Bzhishkian was also made an honorary citizen of Minsk.

==Commands==
Gai commanded some regiments, divisions and higher military formations:
- July–November 1918: 1st Samara Infantry Division, transformed into 24th Rifle Division that took over Simbirsk (Ulyanovsk) and was later known as "Samara-Ulyanovsk Iron Division".
- January–May, 1919: 1st Army (RSFSR)
- August–September 1919: 42nd Rifle Division
- September 1919–March 1920: 1st Caucasus Cavalry Division
- During the Polish-Soviet War he commanded the 2nd Cavalry Corps and (from June or July) 3rd Cavalry Corps, also known as "Kavkor", on the right flank of the Western Front. In August 1920 he covered the retreat of the 4th Army and was interned in East Prussia.

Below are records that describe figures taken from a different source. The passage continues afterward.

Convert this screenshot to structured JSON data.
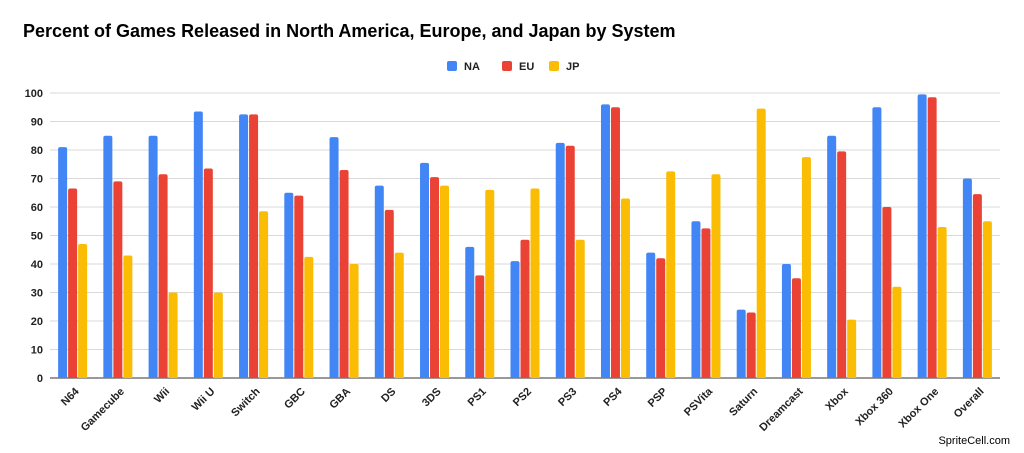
{
  "chart_data": {
    "type": "bar",
    "title": "Percent of Games Released in North America, Europe, and Japan by System",
    "xlabel": "",
    "ylabel": "",
    "ylim": [
      0,
      100
    ],
    "yticks": [
      0,
      10,
      20,
      30,
      40,
      50,
      60,
      70,
      80,
      90,
      100
    ],
    "grid": true,
    "legend_position": "top-center",
    "categories": [
      "N64",
      "Gamecube",
      "Wii",
      "Wii U",
      "Switch",
      "GBC",
      "GBA",
      "DS",
      "3DS",
      "PS1",
      "PS2",
      "PS3",
      "PS4",
      "PSP",
      "PSVita",
      "Saturn",
      "Dreamcast",
      "Xbox",
      "Xbox 360",
      "Xbox One",
      "Overall"
    ],
    "series": [
      {
        "name": "NA",
        "color": "#4285f4",
        "values": [
          81,
          85,
          85,
          93.5,
          92.5,
          65,
          84.5,
          67.5,
          75.5,
          46,
          41,
          82.5,
          96,
          44,
          55,
          24,
          40,
          85,
          95,
          99.5,
          70
        ]
      },
      {
        "name": "EU",
        "color": "#ea4335",
        "values": [
          66.5,
          69,
          71.5,
          73.5,
          92.5,
          64,
          73,
          59,
          70.5,
          36,
          48.5,
          81.5,
          95,
          42,
          52.5,
          23,
          35,
          79.5,
          60,
          98.5,
          64.5
        ]
      },
      {
        "name": "JP",
        "color": "#fbbc04",
        "values": [
          47,
          43,
          30,
          30,
          58.5,
          42.5,
          40,
          44,
          67.5,
          66,
          66.5,
          48.5,
          63,
          72.5,
          71.5,
          94.5,
          77.5,
          20.5,
          32,
          53,
          55
        ]
      }
    ]
  },
  "watermark": "SpriteCell.com"
}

- 1923—1924: 7th Cavalry Division (Georgy Zhukov served under his command and highly praised him later in his memoirs).

==Name==
Hayk's first name is sometimes given as Gaia, Гая, or Gai, as well as Ghaia or Ghai; the patronymic is sometimes spelt as "Dimitrievich" or "Dimitriyevich" or "Dmitriyevich"; the last name also spelt as Bzhishkiants (Бжишкянц); in Polish sources related to Polish-Soviet War he is referred to as either Gaj Brzyszkian, Gaj Dimitrijewicz Gaj or Gaj-Chan (Khan), or Gay-Khan (English spelling). His first name, Гайк, is a Russian transliteration of "Haik", which was further corrupted in various Latinizations.

==Works==
- Первый удар по Колчаку (Pervy udar po Kolchaku, "The First Shot on Kolchak"). Leningrad, 1926.

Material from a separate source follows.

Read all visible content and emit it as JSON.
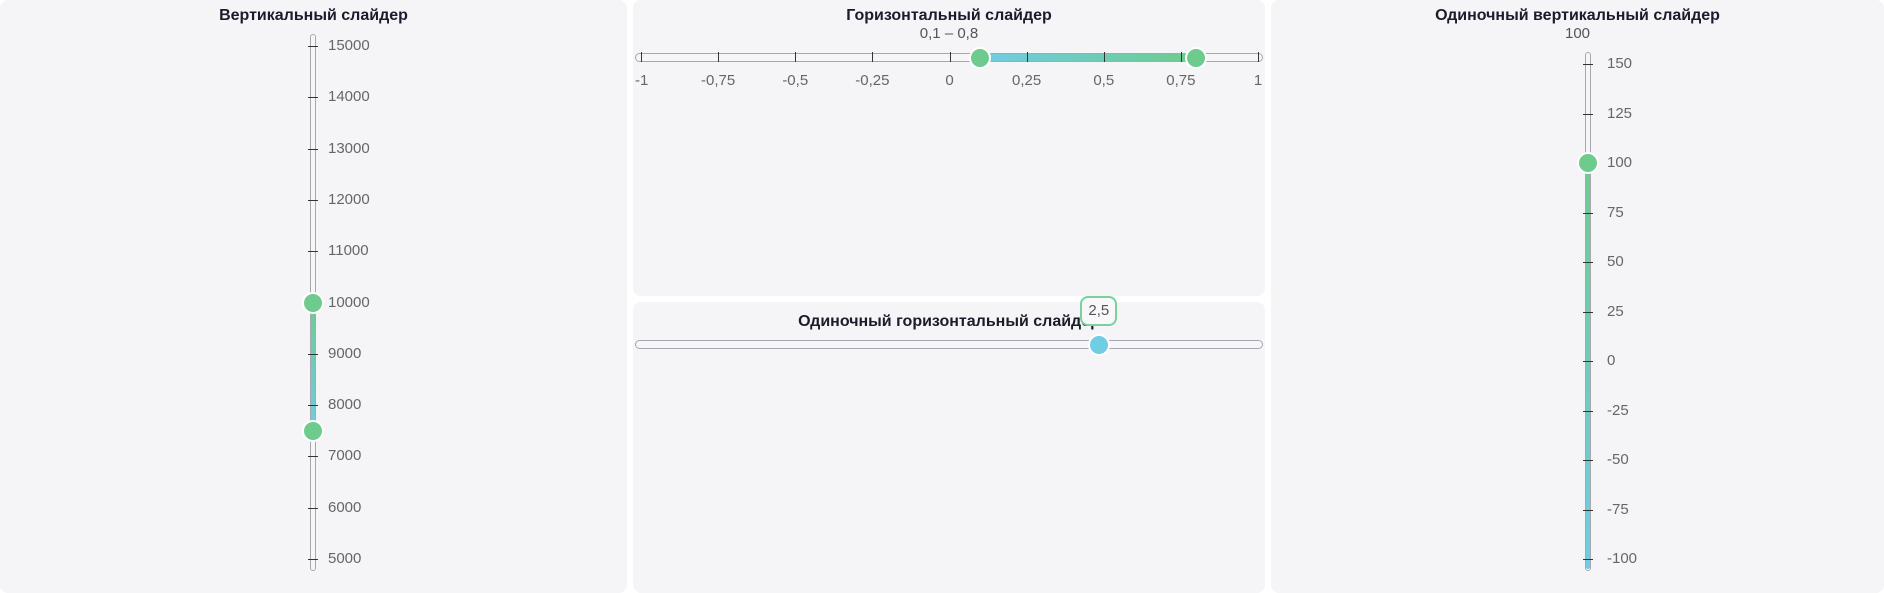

- На Варшаву! Действия 3 конного корпуса на Западном фронте (Na Varshavu! Deystviya 3 konnogo korpusa na Zapadnom fronte, "To Warsaw! Activities of the 3rd Cavalry Corps on the Western Front"). Moscow, Leningrad, 1928.
- В боях за Симбирск (V boyakh za Simbirsk, "In the Battle for Simbirsk"). Ulyanovsk, 1928.